CGD in the News

Immigration is Not Charity (Huffington Post)

September 09, 2011

Senior fellow Michael Clemens was mentioned in a Huffington Post article on the benefits of immigration to the U.S. economy.

From the Article

The biggest misconception about immigration is that it is a zero-sum game--that there is a finite number of jobs which immigrants "take" from the native-born and that immigrants consume social services without paying anything in. Several state governments--including Arizona, Alabama, South Carolina, and others--have bought into this myth, enacting measures to address what they perceive as problems arising from undocumented immigration. Yet anti-immigration laws hurt not only immigrants, but native-born Americans as well.

Alabama's new immigration law HB 56 clearly hurts employers. Section 15 of the law punishes employers who knowingly or intentionally hire undocumented immigrants. The punishments escalate for each offense. A first offense results in the firing of all undocumented workers, business licenses suspension for 10 working days, and administrative penalties. For a second offense, the Alabama state government will revoke all of the business' licenses and permits for the location where the offense took place. For a third offense, the government permanently revokes all of the business' licenses from all of its locations in the entire state - destroying the business. (That section of HB 56 is called the business death penalty and is based on a similar section of Arizona's anti-immigration law SB 1070 and Legal Arizona Workers Act).

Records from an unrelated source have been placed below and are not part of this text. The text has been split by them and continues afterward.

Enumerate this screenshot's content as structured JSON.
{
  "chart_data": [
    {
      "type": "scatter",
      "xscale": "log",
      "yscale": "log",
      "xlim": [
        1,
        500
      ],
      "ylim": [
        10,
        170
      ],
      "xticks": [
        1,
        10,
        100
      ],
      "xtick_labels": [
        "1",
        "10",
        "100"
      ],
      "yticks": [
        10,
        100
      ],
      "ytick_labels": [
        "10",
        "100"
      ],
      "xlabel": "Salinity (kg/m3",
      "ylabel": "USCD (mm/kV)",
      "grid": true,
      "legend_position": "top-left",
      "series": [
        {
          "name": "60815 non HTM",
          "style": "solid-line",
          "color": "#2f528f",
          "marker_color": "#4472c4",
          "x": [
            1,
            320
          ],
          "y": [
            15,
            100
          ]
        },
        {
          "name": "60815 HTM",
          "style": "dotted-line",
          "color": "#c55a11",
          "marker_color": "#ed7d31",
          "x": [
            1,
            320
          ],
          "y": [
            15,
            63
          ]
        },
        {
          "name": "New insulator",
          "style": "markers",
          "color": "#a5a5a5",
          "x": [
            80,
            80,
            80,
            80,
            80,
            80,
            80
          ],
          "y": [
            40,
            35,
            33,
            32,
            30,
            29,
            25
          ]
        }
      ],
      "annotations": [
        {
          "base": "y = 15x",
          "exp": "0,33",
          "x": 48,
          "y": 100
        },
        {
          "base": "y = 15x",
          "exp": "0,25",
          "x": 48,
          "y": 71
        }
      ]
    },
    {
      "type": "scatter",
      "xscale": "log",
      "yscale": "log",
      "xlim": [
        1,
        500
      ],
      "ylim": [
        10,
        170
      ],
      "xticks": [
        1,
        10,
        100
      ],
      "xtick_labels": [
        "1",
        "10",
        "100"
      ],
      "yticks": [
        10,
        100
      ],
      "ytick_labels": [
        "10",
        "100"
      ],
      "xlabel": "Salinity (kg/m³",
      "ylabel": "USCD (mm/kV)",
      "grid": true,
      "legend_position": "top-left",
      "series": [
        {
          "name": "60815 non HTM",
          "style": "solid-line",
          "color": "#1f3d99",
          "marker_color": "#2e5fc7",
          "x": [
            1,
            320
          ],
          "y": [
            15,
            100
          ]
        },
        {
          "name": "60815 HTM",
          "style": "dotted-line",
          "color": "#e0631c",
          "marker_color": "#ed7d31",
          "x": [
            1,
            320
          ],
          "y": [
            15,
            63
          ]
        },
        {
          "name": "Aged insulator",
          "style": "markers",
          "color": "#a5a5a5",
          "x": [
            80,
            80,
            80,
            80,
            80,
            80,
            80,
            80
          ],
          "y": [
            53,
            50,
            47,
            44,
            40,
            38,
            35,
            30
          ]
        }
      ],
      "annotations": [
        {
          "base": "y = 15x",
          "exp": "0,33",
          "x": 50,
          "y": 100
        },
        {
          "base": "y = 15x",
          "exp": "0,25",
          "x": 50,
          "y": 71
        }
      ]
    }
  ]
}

Laws like HB 56 also hurt farmers. Undocumented immigrants are a major source of labor for Alabama's farming industry, which adds more than $5 billion annually to the state GDP. In neighboring Georgia, where lawmakers recently passed a law similar to HB 56, farmers now face severe labor shortages, putting $300 million of planted fruits and vegetables at risk, according to the Georgia Fruit and Vegetable Growers Association. Without access to low-skilled labor, many farmers will stop planting altogether, decrease the acreage under cultivation, or start planting less profitable crops that can be harvested by expensive machinery.